17 Temmuz 2010 Cumartesi

Geçen gün kuzenin balosunu izliyoduk. -ilkokul mezuniyeti bildiğin- çocuğun biri çıktı sahneye...

Çocuk- İdil! Bi sahneye gelir misin?
Çocuğun yanında duran müdür- !!!???
İdil- (çekingen adımlarla sahneye çıkar)
Çocuk- Seni çok seviyorum. (mikrofonu müdürün eline tutuşturararak kıza sarılır)
Müdür- (araya girerekten) Tamam hadi. İdil yavrum sen de geç yerine.

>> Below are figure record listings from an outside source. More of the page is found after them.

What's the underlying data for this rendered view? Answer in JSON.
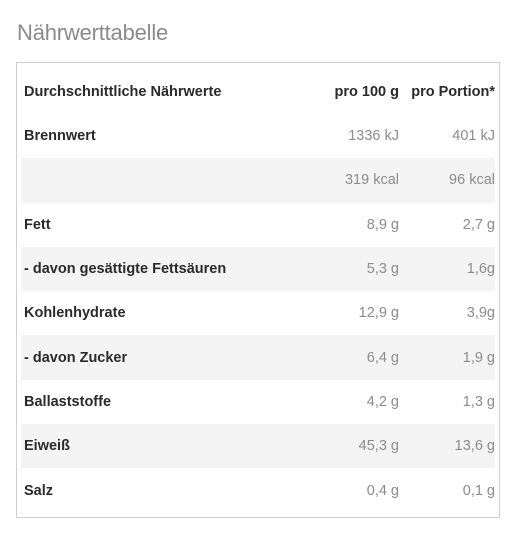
{
  "title": "Nährwerttabelle",
  "table": {
    "headers": [
      "Durchschnittliche Nährwerte",
      "pro 100 g",
      "pro Portion*"
    ],
    "rows": [
      {
        "label": "Brennwert",
        "per100": "1336 kJ",
        "portion": "401 kJ"
      },
      {
        "label": "",
        "per100": "319 kcal",
        "portion": "96 kcal"
      },
      {
        "label": "Fett",
        "per100": "8,9 g",
        "portion": "2,7 g"
      },
      {
        "label": "- davon gesättigte Fettsäuren",
        "per100": "5,3 g",
        "portion": "1,6g"
      },
      {
        "label": "Kohlenhydrate",
        "per100": "12,9 g",
        "portion": "3,9g"
      },
      {
        "label": "- davon Zucker",
        "per100": "6,4 g",
        "portion": "1,9 g"
      },
      {
        "label": "Ballaststoffe",
        "per100": "4,2 g",
        "portion": "1,3 g"
      },
      {
        "label": "Eiweiß",
        "per100": "45,3 g",
        "portion": "13,6 g"
      },
      {
        "label": "Salz",
        "per100": "0,4 g",
        "portion": "0,1 g"
      }
    ]
  },
  "colors": {
    "title": "#8a8a8a",
    "label_text": "#2a2a2a",
    "value_text": "#8c8c8c",
    "stripe": "#f4f4f4",
    "border": "#cfcfcf"
  }
}
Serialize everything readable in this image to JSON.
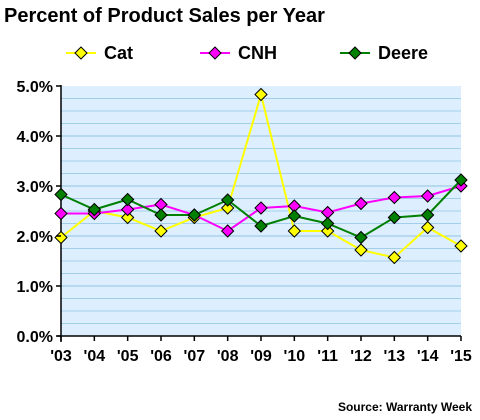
{
  "chart_data": {
    "type": "line",
    "title": "Percent of Product Sales per Year",
    "source": "Source: Warranty Week",
    "categories": [
      "'03",
      "'04",
      "'05",
      "'06",
      "'07",
      "'08",
      "'09",
      "'10",
      "'11",
      "'12",
      "'13",
      "'14",
      "'15"
    ],
    "series": [
      {
        "name": "Cat",
        "color": "#FFFF00",
        "values": [
          1.97,
          2.5,
          2.37,
          2.1,
          2.37,
          2.56,
          4.83,
          2.1,
          2.1,
          1.72,
          1.57,
          2.17,
          1.8
        ]
      },
      {
        "name": "CNH",
        "color": "#FF00FF",
        "values": [
          2.45,
          2.45,
          2.53,
          2.63,
          2.42,
          2.1,
          2.56,
          2.6,
          2.47,
          2.65,
          2.77,
          2.8,
          3.0
        ]
      },
      {
        "name": "Deere",
        "color": "#008000",
        "values": [
          2.83,
          2.53,
          2.73,
          2.42,
          2.42,
          2.72,
          2.2,
          2.4,
          2.25,
          1.97,
          2.37,
          2.42,
          3.12
        ]
      }
    ],
    "ylim": [
      0,
      5
    ],
    "yticks": [
      "0.0%",
      "1.0%",
      "2.0%",
      "3.0%",
      "4.0%",
      "5.0%"
    ],
    "xlabel": "",
    "ylabel": "",
    "grid": true,
    "legend_position": "top",
    "plot_background": "#DDEFFF",
    "grid_color": "#8FC3E2"
  }
}
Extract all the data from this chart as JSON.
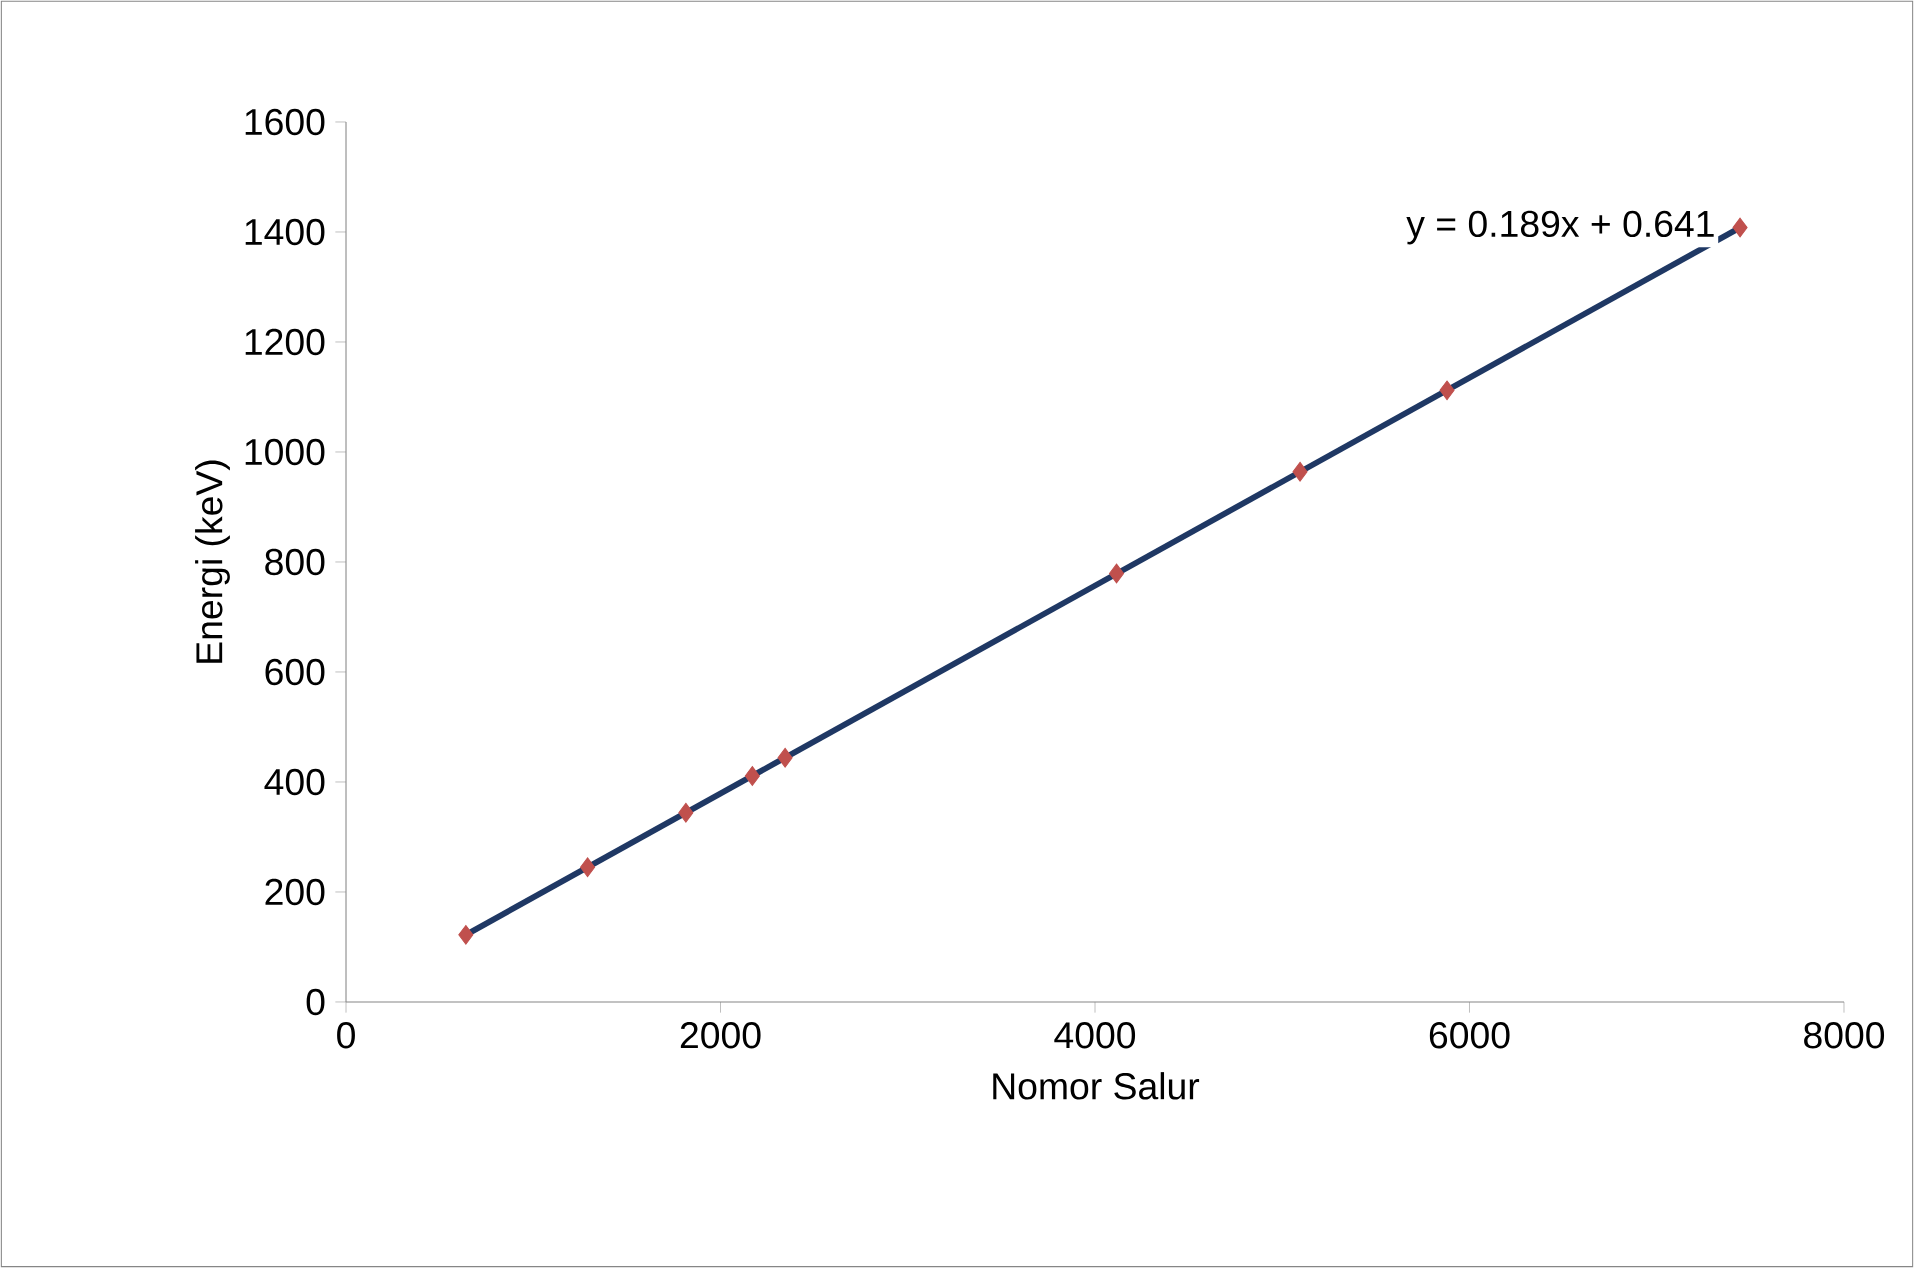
{
  "chart_data": {
    "type": "scatter",
    "xlabel": "Nomor Salur",
    "ylabel": "Energi (keV)",
    "xlim": [
      0,
      8000
    ],
    "ylim": [
      0,
      1600
    ],
    "xticks": [
      0,
      2000,
      4000,
      6000,
      8000
    ],
    "yticks": [
      0,
      200,
      400,
      600,
      800,
      1000,
      1200,
      1400,
      1600
    ],
    "grid": false,
    "series": [
      {
        "color": "#c0504d",
        "marker": "diamond",
        "x": [
          640,
          1290,
          1815,
          2170,
          2345,
          4115,
          5095,
          5880,
          7445
        ],
        "values": [
          122,
          245,
          344,
          411,
          444,
          779,
          964,
          1112,
          1408
        ]
      },
      {
        "type": "line",
        "color": "#1f3864",
        "marker": "none",
        "line_style": "solid",
        "x": [
          640,
          7445
        ],
        "values": [
          122,
          1408
        ]
      }
    ],
    "annotations": [
      {
        "text": "y = 0.189x + 0.641",
        "x": 7445,
        "y": 1408
      }
    ]
  }
}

2 saat boyunca sahne önüne yığılarak zıplamış ve terle birlikte kendinden geçmiş öğrenciler şarkıya beni oldukça şaşırtan bir coşkuyla eşlik ediyolardı.

Şarkıyı söyleyen insan (piyanist şantör diye analım) - hadi hadi hadi hadi hadiiii!
Öğrenciler- hadi hadi hadi hadi hadiiii!
Müzik- değişir.
Öğrenciler- hadi hadi hadi hadi hadiiiii! (bence bu beyinlerinin sulandığının kesin bir kanıtıdır ve gecenin acilen sonlandırılması gerektiğini gösterir)
Piyanist şantör- Çocuklar! Şarkı değişti!

14 Temmuz 2010 Çarşamba

İnternetikus

İnternetle olan ilişkimi en aza indirgemeye çalışırken yok etmiş olmak zaman zaman yüreğimi parçalasa da alışmaya başladım sanırım. Bilgisayarın başında canım sıkılmaya başladı ya! Msn'i sadece Oğulcan'dan gelen çevrimdışı iletileri yanıtlamak için açıyorum ve hiçbir zaman kaydolmayacak mükemmel monologlar yazabiliyoruz kendi çaplarımızda.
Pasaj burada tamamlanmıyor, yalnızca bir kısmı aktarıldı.